Shares of Acxiom Corporation (NYSE:RAMP) fell as much as 33.7% in trading Thursday after Facebook (NASDAQ:FB) said it would end partnerships with some data brokers. Shares recovered slightly in afternoon trading but were still down 26.1% at 12:55 p.m. EDT.
After Facebook announced that it would end Acxiom's Audience Solutions partnership, management said the decision would reduce its fiscal year 2019 revenue and earnings by as much as $25 million. That doesn't seem like a huge hit for a company generating about $900 million per year in revenue, but over the last year, net income was just $10.2 million, so the bottom line impact could be enormous.
What's really concerning investors is the potential impact on the business long term. If Facebook cuts data off from brokers it could eliminate a sizable portion of Acxiom's business and we don't know what sort of long-term impact that would have on the bottom line.

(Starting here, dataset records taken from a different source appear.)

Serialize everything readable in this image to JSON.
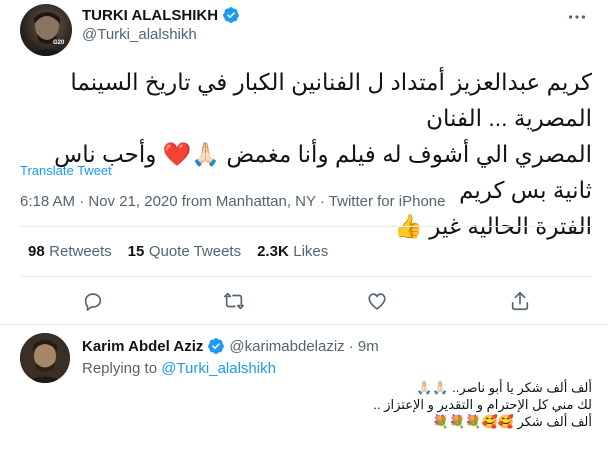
{
  "tweet": {
    "author_name": "TURKI ALALSHIKH",
    "author_handle": "@Turki_alalshikh",
    "avatar_badge": "G20",
    "text_line1": "كريم عبدالعزيز أمتداد ل الفنانين الكبار في تاريخ السينما المصرية ... الفنان",
    "text_line2": "المصري الي أشوف له فيلم وأنا مغمض 🙏🏻❤️ وأحب ناس ثانية بس كريم",
    "text_line3": "الفترة الحاليه غير 👍",
    "translate_label": "Translate Tweet",
    "timestamp": "6:18 AM · Nov 21, 2020 from Manhattan, NY · Twitter for iPhone",
    "stats": {
      "retweets_count": "98",
      "retweets_label": "Retweets",
      "quotes_count": "15",
      "quotes_label": "Quote Tweets",
      "likes_count": "2.3K",
      "likes_label": "Likes"
    }
  },
  "reply": {
    "author_name": "Karim Abdel Aziz",
    "author_handle": "@karimabdelaziz",
    "time": "· 9m",
    "replying_prefix": "Replying to",
    "replying_handle": "@Turki_alalshikh",
    "line1": "ألف ألف شكر يا أبو ناصر.. 🙏🏻🙏🏻",
    "line2": "لك مني كل الإحترام و التقدير و الإعتزاز ..",
    "line3": "ألف ألف شكر 🥰🥰💐💐💐"
  },
  "icons": {
    "more": "more-dots-icon",
    "reply": "reply-icon",
    "retweet": "retweet-icon",
    "like": "heart-icon",
    "share": "share-icon",
    "verified": "verified-badge-icon"
  },
  "colors": {
    "verified": "#1d9bf0",
    "link": "#1d9bf0",
    "secondary_text": "#536471"
  }
}
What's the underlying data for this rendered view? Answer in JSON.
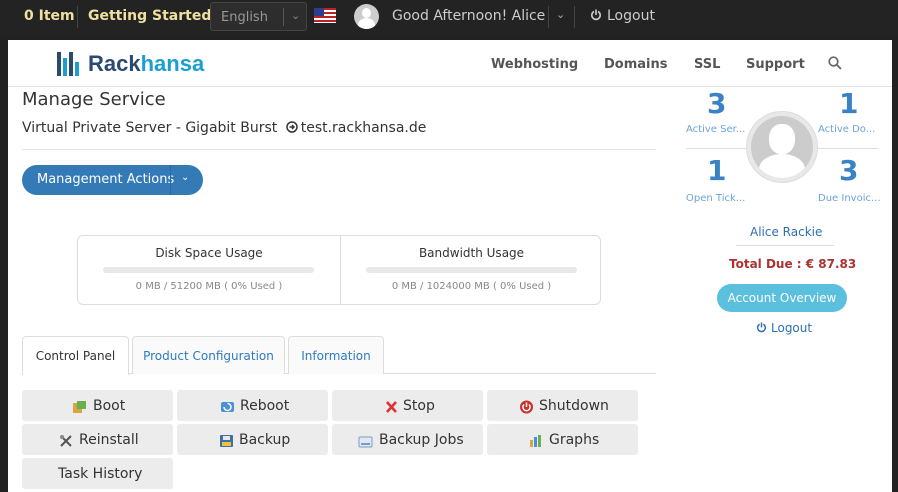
{
  "topbar": {
    "cart": "0 Item",
    "getting_started": "Getting Started",
    "language": "English",
    "greeting": "Good Afternoon! Alice",
    "logout": "Logout"
  },
  "header": {
    "logo_part1": "Rack",
    "logo_part2": "hansa",
    "nav": [
      "Webhosting",
      "Domains",
      "SSL",
      "Support"
    ]
  },
  "main": {
    "title": "Manage Service",
    "product": "Virtual Private Server - Gigabit Burst",
    "domain": "test.rackhansa.de",
    "management_actions": "Management Actions",
    "disk": {
      "label": "Disk Space Usage",
      "value": "0 MB / 51200 MB ( 0% Used )",
      "percent": 0
    },
    "bandwidth": {
      "label": "Bandwidth Usage",
      "value": "0 MB / 1024000 MB ( 0% Used )",
      "percent": 0
    },
    "tabs": [
      "Control Panel",
      "Product Configuration",
      "Information"
    ],
    "actions": [
      "Boot",
      "Reboot",
      "Stop",
      "Shutdown",
      "Reinstall",
      "Backup",
      "Backup Jobs",
      "Graphs",
      "Task History"
    ]
  },
  "sidebar": {
    "stats": [
      {
        "value": "3",
        "label": "Active Ser..."
      },
      {
        "value": "1",
        "label": "Active Do..."
      },
      {
        "value": "1",
        "label": "Open Tick..."
      },
      {
        "value": "3",
        "label": "Due Invoic..."
      }
    ],
    "name": "Alice Rackie",
    "total_due": "Total Due : € 87.83",
    "account_overview": "Account Overview",
    "logout": "Logout"
  },
  "colors": {
    "primary": "#337ab7",
    "accent": "#5bc0de",
    "topbar": "#232323",
    "due": "#aa3333"
  }
}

Marketers have become increasingly reliant on great sources of data, like Facebook, to target advertisements for their clients, so this could be a big loss. But it also wouldn't be surprising for Facebook to take a more conservative approach to the data it controls because ultimately losing customers' trust is the worst thing that could happen to the social network. Short term, that's bad news for Acxiom and that's why shares are plunging today. Look for management to put more context around the impact when the next quarterly report comes out in May.